I recently accompanied my 84-year-old mother to get her first iPhone. You would have thought I was taking a child to the doctor to get her school vaccines based on the fear written across her face.
But after years of her texting with my siblings and me…and her grandchildren…on a cell phone with a slide-out keyboard and then being frustrated and confused because it wasn’t “compatible” in the smartphone age, it was time for her to step up her game.
My mother is no shrinking violet—in fact, she is extremely good with technology. She ran Bottom Line’s customer-service operations for more than 30 years and continues to provide special support to customers with difficult problems or complex orders. She has a deep understanding of every data field displayed on her computer screen, so she knows her way around both computers and “transactions.” Then why the fear?
Based on her shrugs and whimpers, I would say it’s simply fear of change mixed with a good dose of fear of failure. Since I know how smart and capable she is, I couldn’t help but feel that her apprehension may also be a remnant of her Depression-era values, holding her back from a natural enthusiasm about trying a cool new toy.
Her old phone worked fine, so what does she need with all those colorful icons on the smartphone? What an indulgence that would be for someone whose brother wore burlap flour sacks for underwear.

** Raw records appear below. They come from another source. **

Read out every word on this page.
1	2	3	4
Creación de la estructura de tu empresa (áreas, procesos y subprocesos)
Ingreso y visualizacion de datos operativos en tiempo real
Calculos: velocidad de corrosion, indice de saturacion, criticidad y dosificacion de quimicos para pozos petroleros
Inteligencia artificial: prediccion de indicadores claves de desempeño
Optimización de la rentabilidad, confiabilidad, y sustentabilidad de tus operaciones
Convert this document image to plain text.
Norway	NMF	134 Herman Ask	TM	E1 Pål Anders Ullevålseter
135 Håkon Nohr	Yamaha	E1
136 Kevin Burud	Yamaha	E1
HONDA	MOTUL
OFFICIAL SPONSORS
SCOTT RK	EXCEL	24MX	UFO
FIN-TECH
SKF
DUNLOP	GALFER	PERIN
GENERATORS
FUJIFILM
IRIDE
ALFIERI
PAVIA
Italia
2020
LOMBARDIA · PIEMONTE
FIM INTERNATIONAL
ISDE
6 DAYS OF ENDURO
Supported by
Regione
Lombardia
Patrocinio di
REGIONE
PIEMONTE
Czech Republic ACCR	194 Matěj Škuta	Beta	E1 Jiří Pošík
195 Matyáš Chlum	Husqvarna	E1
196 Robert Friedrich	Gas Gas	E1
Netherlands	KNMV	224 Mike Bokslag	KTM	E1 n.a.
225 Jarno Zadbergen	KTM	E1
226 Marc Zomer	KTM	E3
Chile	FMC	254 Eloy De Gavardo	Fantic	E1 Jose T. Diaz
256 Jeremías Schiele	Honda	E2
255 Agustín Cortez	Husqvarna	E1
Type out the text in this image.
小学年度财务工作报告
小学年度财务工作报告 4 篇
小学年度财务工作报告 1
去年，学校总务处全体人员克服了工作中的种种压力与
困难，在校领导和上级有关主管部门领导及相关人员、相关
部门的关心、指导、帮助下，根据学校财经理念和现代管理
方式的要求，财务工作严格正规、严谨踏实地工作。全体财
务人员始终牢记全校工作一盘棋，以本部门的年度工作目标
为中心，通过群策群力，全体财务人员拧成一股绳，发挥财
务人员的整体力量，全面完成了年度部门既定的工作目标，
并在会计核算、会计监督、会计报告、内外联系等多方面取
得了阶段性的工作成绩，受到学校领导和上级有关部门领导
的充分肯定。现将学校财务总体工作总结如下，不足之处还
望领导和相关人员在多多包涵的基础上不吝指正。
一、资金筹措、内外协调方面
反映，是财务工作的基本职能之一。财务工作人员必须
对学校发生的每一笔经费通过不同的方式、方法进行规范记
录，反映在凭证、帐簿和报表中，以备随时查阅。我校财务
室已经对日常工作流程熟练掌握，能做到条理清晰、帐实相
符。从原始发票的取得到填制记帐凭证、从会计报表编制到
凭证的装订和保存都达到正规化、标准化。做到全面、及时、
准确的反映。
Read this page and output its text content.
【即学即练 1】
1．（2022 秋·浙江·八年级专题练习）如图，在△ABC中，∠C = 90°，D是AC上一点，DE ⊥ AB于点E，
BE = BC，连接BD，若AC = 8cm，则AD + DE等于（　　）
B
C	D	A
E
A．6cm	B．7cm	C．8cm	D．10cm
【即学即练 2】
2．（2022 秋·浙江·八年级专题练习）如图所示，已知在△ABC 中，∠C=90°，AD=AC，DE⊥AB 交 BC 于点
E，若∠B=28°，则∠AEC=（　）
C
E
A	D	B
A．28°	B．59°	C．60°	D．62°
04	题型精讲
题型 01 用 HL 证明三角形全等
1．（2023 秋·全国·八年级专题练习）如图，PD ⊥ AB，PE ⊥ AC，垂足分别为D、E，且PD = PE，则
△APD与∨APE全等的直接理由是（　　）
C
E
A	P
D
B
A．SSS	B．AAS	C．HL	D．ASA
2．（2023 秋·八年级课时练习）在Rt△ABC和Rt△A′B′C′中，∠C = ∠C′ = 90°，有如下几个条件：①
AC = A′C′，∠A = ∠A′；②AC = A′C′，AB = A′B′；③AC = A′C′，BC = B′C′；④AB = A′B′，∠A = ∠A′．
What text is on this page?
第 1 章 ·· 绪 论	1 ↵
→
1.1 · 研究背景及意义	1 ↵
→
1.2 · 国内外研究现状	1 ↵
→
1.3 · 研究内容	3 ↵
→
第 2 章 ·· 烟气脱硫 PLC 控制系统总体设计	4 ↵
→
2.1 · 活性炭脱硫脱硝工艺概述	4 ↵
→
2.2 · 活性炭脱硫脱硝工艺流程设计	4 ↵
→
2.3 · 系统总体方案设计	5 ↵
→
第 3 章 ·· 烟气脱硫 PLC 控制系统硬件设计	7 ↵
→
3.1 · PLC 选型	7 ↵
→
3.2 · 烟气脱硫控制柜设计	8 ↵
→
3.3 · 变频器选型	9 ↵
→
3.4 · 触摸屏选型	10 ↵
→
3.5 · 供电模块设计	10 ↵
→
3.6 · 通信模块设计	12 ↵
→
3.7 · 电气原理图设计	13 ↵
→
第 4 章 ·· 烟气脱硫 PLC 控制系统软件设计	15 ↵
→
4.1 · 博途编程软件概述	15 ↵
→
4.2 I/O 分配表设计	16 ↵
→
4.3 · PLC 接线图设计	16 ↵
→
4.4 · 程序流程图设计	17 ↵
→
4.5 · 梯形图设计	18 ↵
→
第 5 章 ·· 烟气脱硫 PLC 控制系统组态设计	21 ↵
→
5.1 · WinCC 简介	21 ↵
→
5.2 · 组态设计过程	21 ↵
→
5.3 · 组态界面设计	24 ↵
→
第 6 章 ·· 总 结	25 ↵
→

How overwhelming to her value system.
So there she was—a mixture of fear of change plus fear of failure mixed with a dollop of suppression of secret desire. Yet there I was, charging full steam ahead with her. Why was I so pushy? Because I knew that she could do it, and I knew that she would get great pleasure from being able to connect with her grandchildren more easily. Plus, my mother-in-law, who is the same age as my mother and very similar in many ways, is an iPhone-only woman. No land line. And I think she knows more tricks and shortcuts on her smartphone and laptop than I do. What’s the difference? A positive attitude, training and practice—lots of practice.
Mom picked the size…she picked the color…and we enrolled in “Phone School.” Our new BFF Greg patiently got her all set up. I had to run back to the office, so I left Mom in his capable hands to give her a quick getting-started overview of how to make a phone call and send a text. A half-hour later, she was back, smiling proudly yet still paralyzed with fear that she had forgotten everything he just said.
Five minutes later…she was in my office.
Mom: “Where do I find the messages?”
Me: “Bottom of the screen. It’s green.”
Mom: “Where? Oh. There it is. Thank you.”
Five minutes later…
Mom: “How do I create a new message?”
Me: “Just touch the screen and type the person’s name.”
Mom: “It’s not working” (As she is pressing with her finger tip rather than finger pad.)
Me: “Use the pad of your finger—gently. You don’t need to press hard.”
Mom: “It’s not…oh…there it is! So I just type a name?”
Mom: “OK. I want to send a text to…oh, there it is!”
With every question and every discovery, I could see her fear melt into relief.
The game went on for days…
“How do I send an e-mail?”
“Press the envelope, and touch the same blank square with a pen as you do to write a new text.”
“It’s the same?”
“Yes. Don’t overthink it. Apple uses the same icons and commands.”
“How do I add a new contact?”
It was fascinating to watch the “no” before the “yes’…the “I don’t have it” before taking the steps to poke around and play with it. Contrast this with a five-year-old and a tablet. Tap. Tap. Tap. And the bells and whistles are whirring from the speaker. Smiles. Delight. Success!
“I don’t have maps on my phone.”
“Yes, you do”
“Oh, I found it!”
Mind you, I am not mocking or picking on my mother. She is amazing, and she’s one of the smartest, strongest women I know. But what is it about grown-ups that makes us afraid to experiment and play? That we are so rule-bound when learning that we have forgotten how to simply explore and discover? I do it, too.
If my laptop doesn’t work, I quickly call the tech team when I am at the office or my husband when I am at home, rationalizing that I am just too busy with other things to spend time teaching myself the inner workings of my technology. Then again in other areas, I actually have challenged myself to step out of my comfort zone and return to the joy of exploration and discovery, be it a new athletic challenge like a 40-mile bike ride through all five boroughs of New York City…road trips to new places…going out for a festive evening with friends rather than staying safely in my jammies on the couch. And then there are all the new challenges I am confronted with each day as I work with my team to transform our company from print-centric to multimedia.
Two weeks after my mom got her smartphone, we went on a road trip to my daughter’s college for her graduation. It was rewarding to see that she had gotten “the bug.” Every time I turned to look at her in the back seat, she was looking at her smartphone screen—swiping, touching and playing. And when the weekend was over, it was the picture from her phone’s camera that caught the family photo…which she proudly forwarded to me via iMessage.
Moral of the story? It’s easy to stay safe. But it’s so much more fun to step outside to a whole new set of experiences. Take it from someone who spent many years as a “safety girl.”